Trains at a standstill, full activity on the tracks

It wasn’t only the Easter Bunny who was active during the two-week school holidays. CFL and the subcontractors it commissioned were also hard at work, ensuring that passengers and CFL staff can continue to travel safely on the rail network.

Tracks – meaning rails, sleepers and fastenings – as well as the ballast on which they are laid, need to be renewed at regular intervals. This is due to ageing and wear, for example affecting rails and sleepers. By way of reminder: more than 1,000 trains run on Luxembourg’s rail network every single day.

Between Bettembourg and Scheuerbusch alone, almost 16 kilometres of track and around 13,000 sleepers were renewed. Thanks to the use of a track renewal train measuring over half a kilometre in length, the two-week interruption to train services was used as efficiently as possible.

Maintenance work also reached great heights on the Pulvermühle and Niedergrünewald viaducts. Here too, tracks were renewed after having carried trains safely to their destinations for more than 20 years.

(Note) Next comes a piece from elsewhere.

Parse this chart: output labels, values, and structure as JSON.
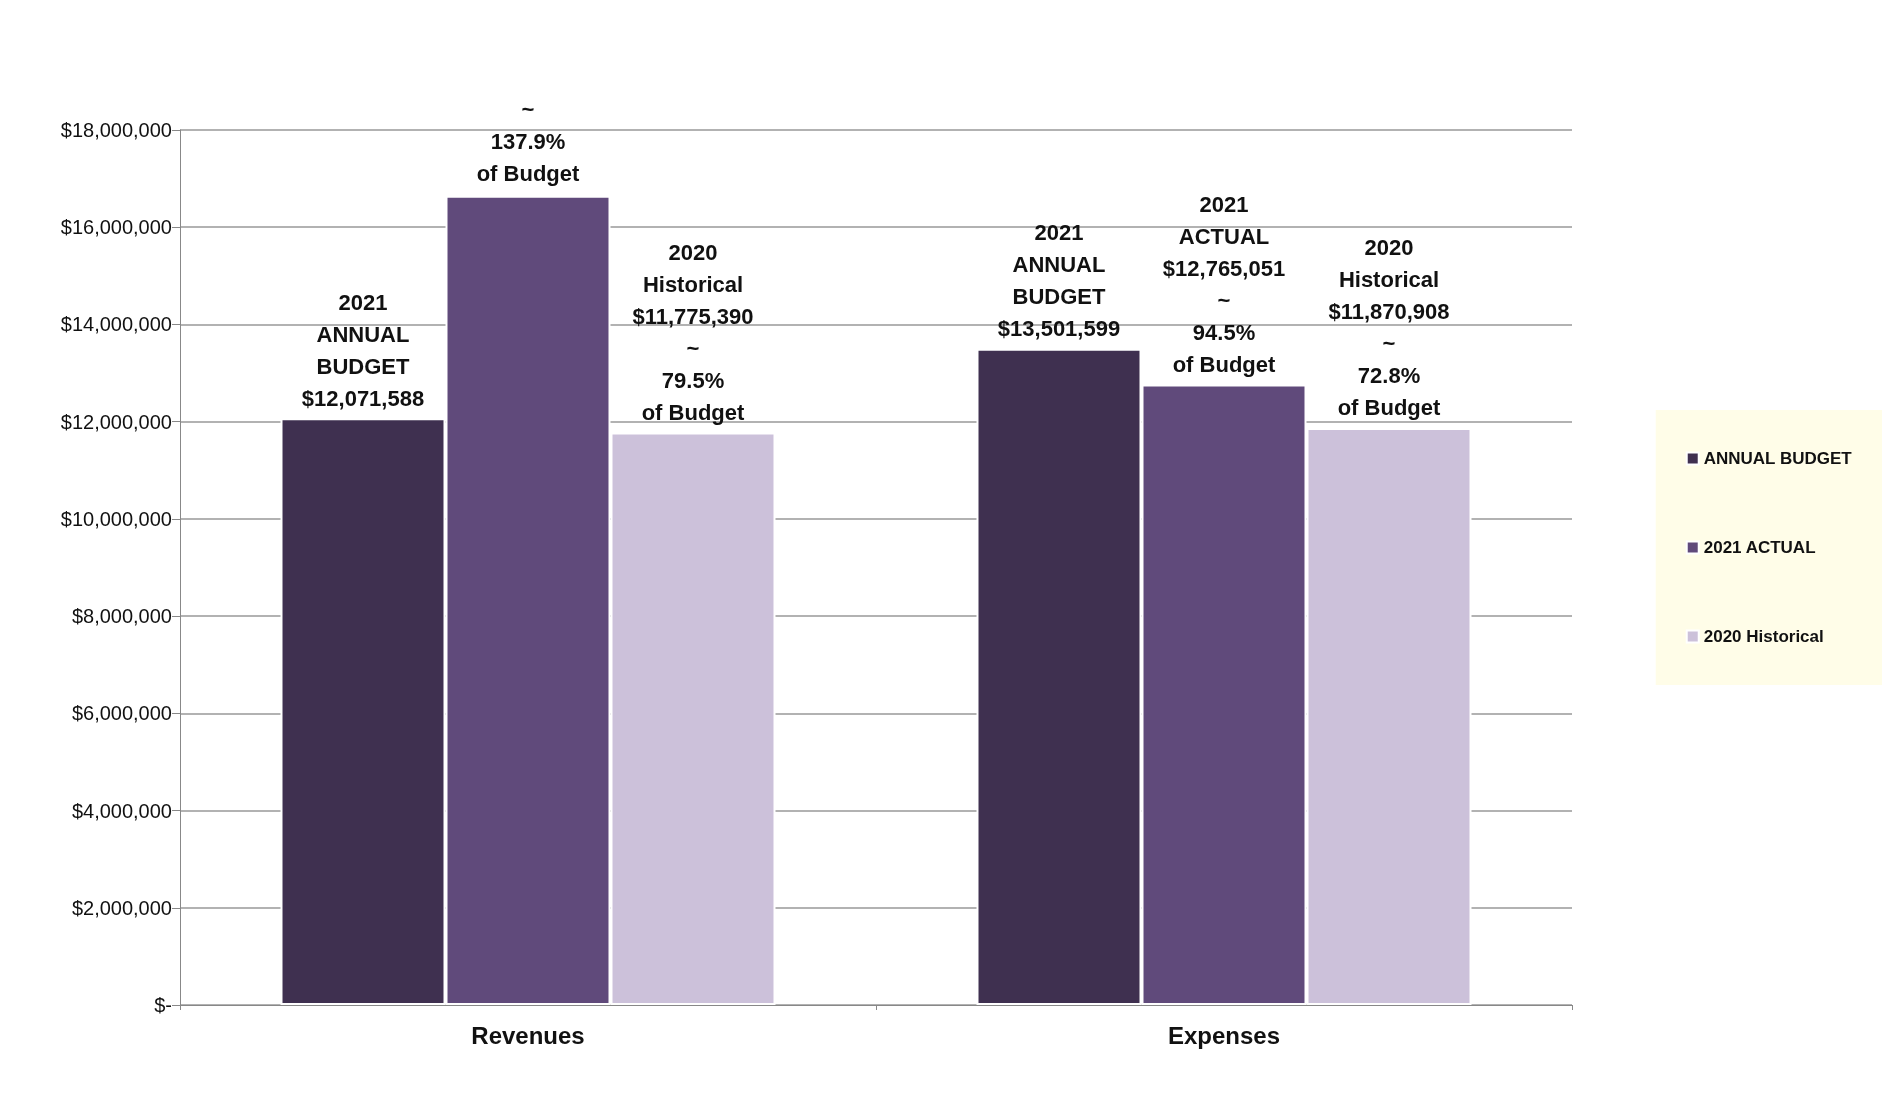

Tracks were also completely renewed over a distance of nearly two kilometres between Lorentzweiler and Lintgen. These works were likewise carried out without a track renewal train, as works to remove level crossing PN13 in Dommeldingen made access for such a specialised train impossible.

Further maintenance work took place on the line between Luxembourg and Arlon. In the Belgian–Luxembourg border region, numerous sleepers were replaced and the ballast supporting the tracks was stabilised. At the same time, switches were maintained and hedges trimmed to ensure they do not interfere with train operations in the future.